On dangers the women face
"It's one thing to carry out an airstrike from thousands of feet above the ground, and it's another thing to be literally across the street from Islamic State fighters. Some of the women I interviewed had been part of the militia for many years. Some of the women I spoke to joined well before the rise of the Islamic State, they joined, you know, five, 10 years ago. Other women just joined more recently.

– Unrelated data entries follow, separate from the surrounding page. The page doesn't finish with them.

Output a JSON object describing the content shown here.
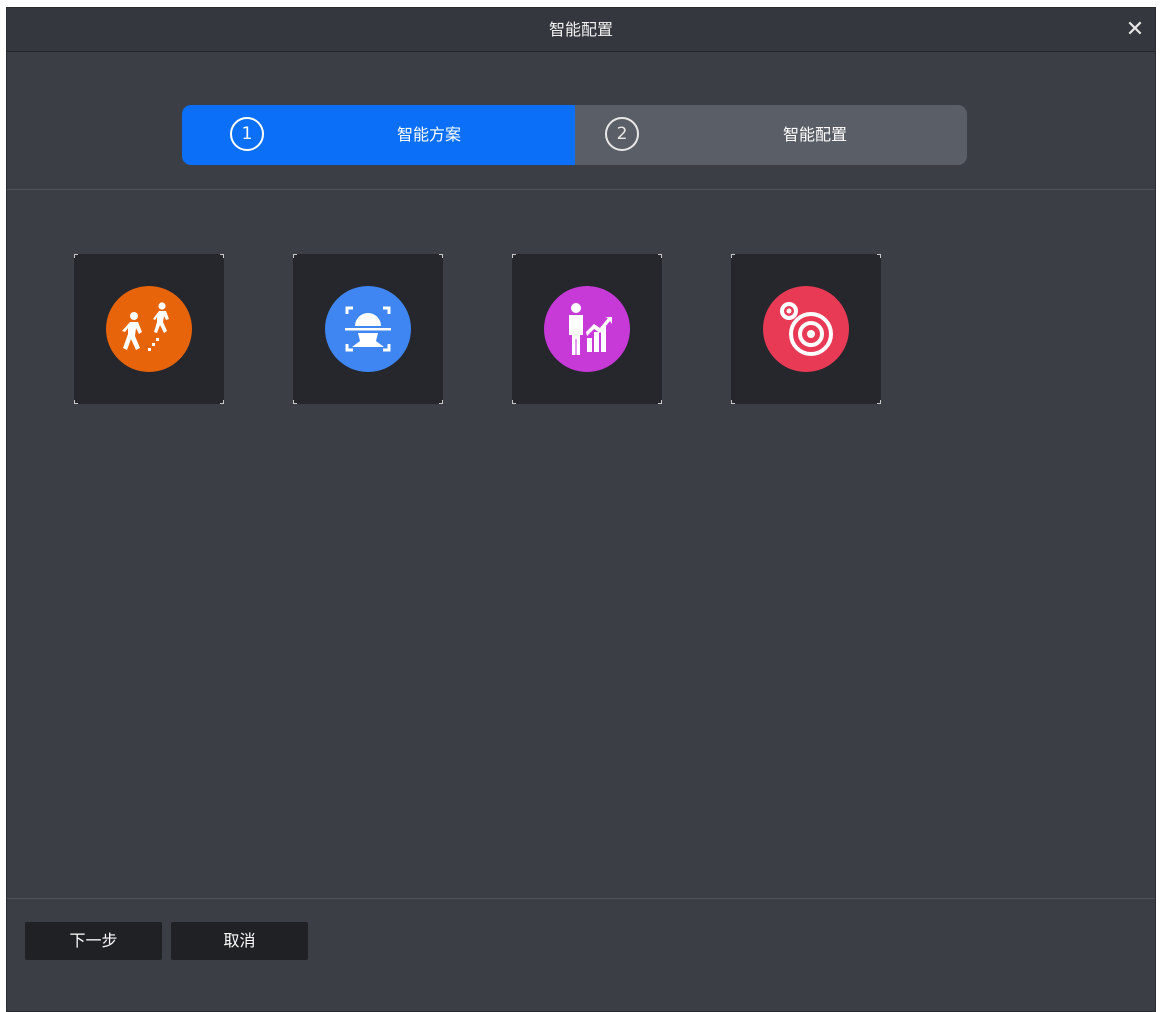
{
  "window": {
    "title": "智能配置",
    "close_icon": "close-icon"
  },
  "stepper": {
    "steps": [
      {
        "number": "1",
        "label": "智能方案",
        "state": "active"
      },
      {
        "number": "2",
        "label": "智能配置",
        "state": "inactive"
      }
    ],
    "active_color": "#0b6ff7",
    "inactive_color": "#5a5e66"
  },
  "scenarios": [
    {
      "icon": "people-counting-icon",
      "color": "#e8640a"
    },
    {
      "icon": "face-detection-icon",
      "color": "#3f86f2"
    },
    {
      "icon": "people-analytics-icon",
      "color": "#c73ad8"
    },
    {
      "icon": "target-detection-icon",
      "color": "#e83a55"
    }
  ],
  "footer": {
    "next_label": "下一步",
    "cancel_label": "取消"
  }
}
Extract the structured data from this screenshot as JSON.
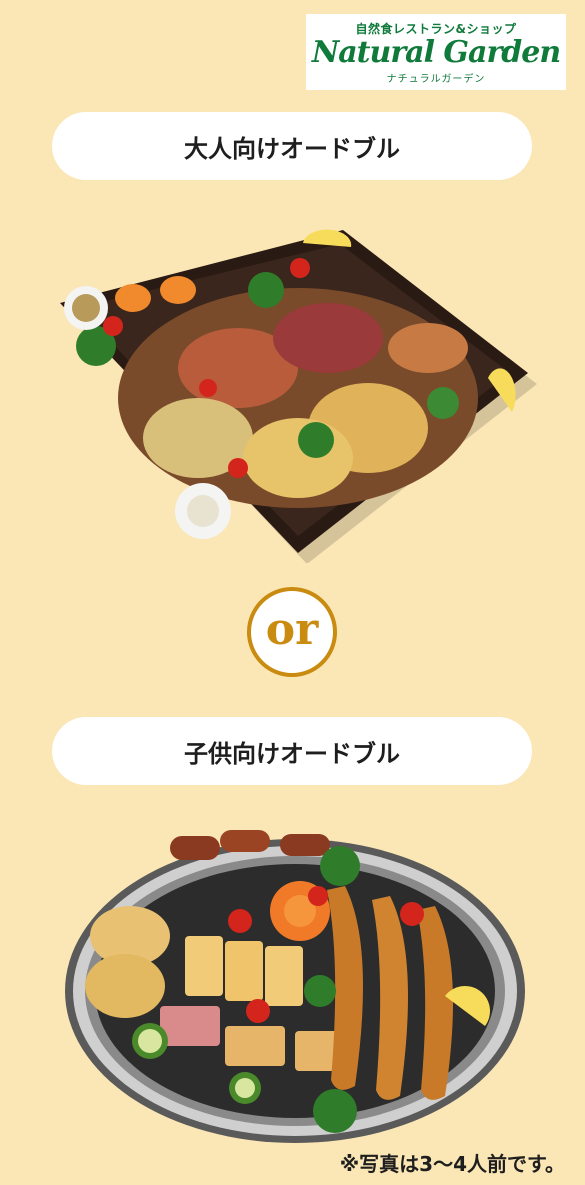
{
  "logo": {
    "kicker": "自然食レストラン&ショップ",
    "brand": "Natural Garden",
    "kana": "ナチュラルガーデン",
    "color": "#0f7a3a"
  },
  "sections": {
    "adult_title": "大人向けオードブル",
    "or_label": "or",
    "kids_title": "子供向けオードブル"
  },
  "footnote": "※写真は3〜4人前です。",
  "colors": {
    "background": "#FBE6B5",
    "accent": "#c98b10",
    "pill": "#ffffff"
  }
}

"Some women are very anxious also to fight on the front lines. They're very motivated to go to battle. Others more are involved in other types of planning or activity that are not necessarily on the front lines. But you can see, of course, there's different levels. It shouldn't be romanticized or glorified. This is a war at the end of the day, and people are dying. And for them, in some ways, the decision to join a militia or to take up weapons, it could be something where they feel they don't even have a choice, because they feel that their government did not protect them, and so they feel the need to take up arms themselves."
On Western media coverage of women fighters
"Especially early on when these women fighters were sort of first discovered, there was a lot of reporting on the fact that these are young, unmarried Kurdish women toting Kalashnikovs. But beyond that we didn't really know much about them. You know, we didn't know, where are they from? Why did they join? What do they believe in themselves? What are they fighting for? And that's what my motivation was to begin this research project to try to understand that and to basically gather very basic demographic information about the women. And, you know, methodologically speaking, the Kurdish militants, the Kurdish fighters, they constitute a hidden population in the sense that they are literally hidden. You can't find them very easily. They don't have cellphones, most of them. Most of them don't use email. They're in the mountains somewhere fighting. Just getting to them, getting access to them is not that easy. And then getting more information about where they're from and their motivations for joining is quite challenging."
This article was originally published on June 26, 2017.
This segment aired on June 26, 2017.